Oost-west: een spirituele golfbeweging

Katouchka Pool

De ikonententoonstelling Oost-West: een spirituele golfbeweging van atelier Emmaus, Emmausparochie Den Haag, wordt gehouden van 9 januari tot en met 27 februari 2011 in Citykerk Het Steiger te Rotterdam. Alle ikonen zijn geschilderd volgens oorspronkelijke technieken en oude pigmenten, soms met toevoeging van oliën en harsen.
De culturele invloedssfeer van Byzantium strekt zich uit tot in Rusland en andere Oost-Europese landen, om via Italië in de Zuidelijke Nederlanden terecht te komen. Wanneer men in het Westen voor het eerst ikonen onder ogen krijgt, wordt de mensen de ogen geopend voor deze kunst. Schilders verwerken ze artistiek ze tot eigen, ‘Westerse ikonen’.

Via drukke handelsroutes worden ikonen verspreid. Sommige schilders verhuizen binnen of buiten de landsgrenzen om aan opdrachten te komen, anderen reizen naar belangrijke kunstcentra om er het werk van collega’s te bestuderen. Ze willen een glimp opvangen van de spirituele wereld die ze ervaren bij het kijken naar ikonen, en die zelf in hun schilderijen laten zien. Je ziet dat ze ikonen in hun eigen vormentaal gaan schilderen. Ze bestuderen de ikonen die in hun eigen, westerse stad terechtkomen, en vertalen deze in hun eigen werk. Om zich te onderscheiden van andere kunstenaars, en om hun werk te kunnen verkopen, proberen de schilders uit te blinken in hun techniek. Hiervoor zoekt men onder andere andere (dure) pigmenten en bindmiddelen om te schilderen.

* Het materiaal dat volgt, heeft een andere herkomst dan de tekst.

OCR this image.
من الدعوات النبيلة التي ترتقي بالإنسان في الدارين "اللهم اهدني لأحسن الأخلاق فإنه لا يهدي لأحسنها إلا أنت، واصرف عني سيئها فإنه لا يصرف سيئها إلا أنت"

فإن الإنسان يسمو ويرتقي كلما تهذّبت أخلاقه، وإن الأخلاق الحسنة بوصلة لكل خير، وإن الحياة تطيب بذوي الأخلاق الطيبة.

De beïnvloeding door andere schilders is niet alleen een artistieke wisselwerking, maar ook een spirituele golfbeweging. Grieks-Byzantijnse en Russische ikoonschilders laten hier hun invloed gelden. Tevens vinden ze inspiratie in Westerse ikonen uit Italië. Italiaanse ikoonschilders laten zich op hun beurt weer inspireren door Grieks-Byzantijnse ikonen, die via handelscontacten in Italiaanse havens zoals Venetië aankomen. Ook Grieks-Byzantijnse schilders worden beïnvloed door de Italiaanse ikonen. Later vertonen Russische ikonen uit de periode van Tsaar Peter de Grote duidelijke invloeden van de westerse schilderkunst.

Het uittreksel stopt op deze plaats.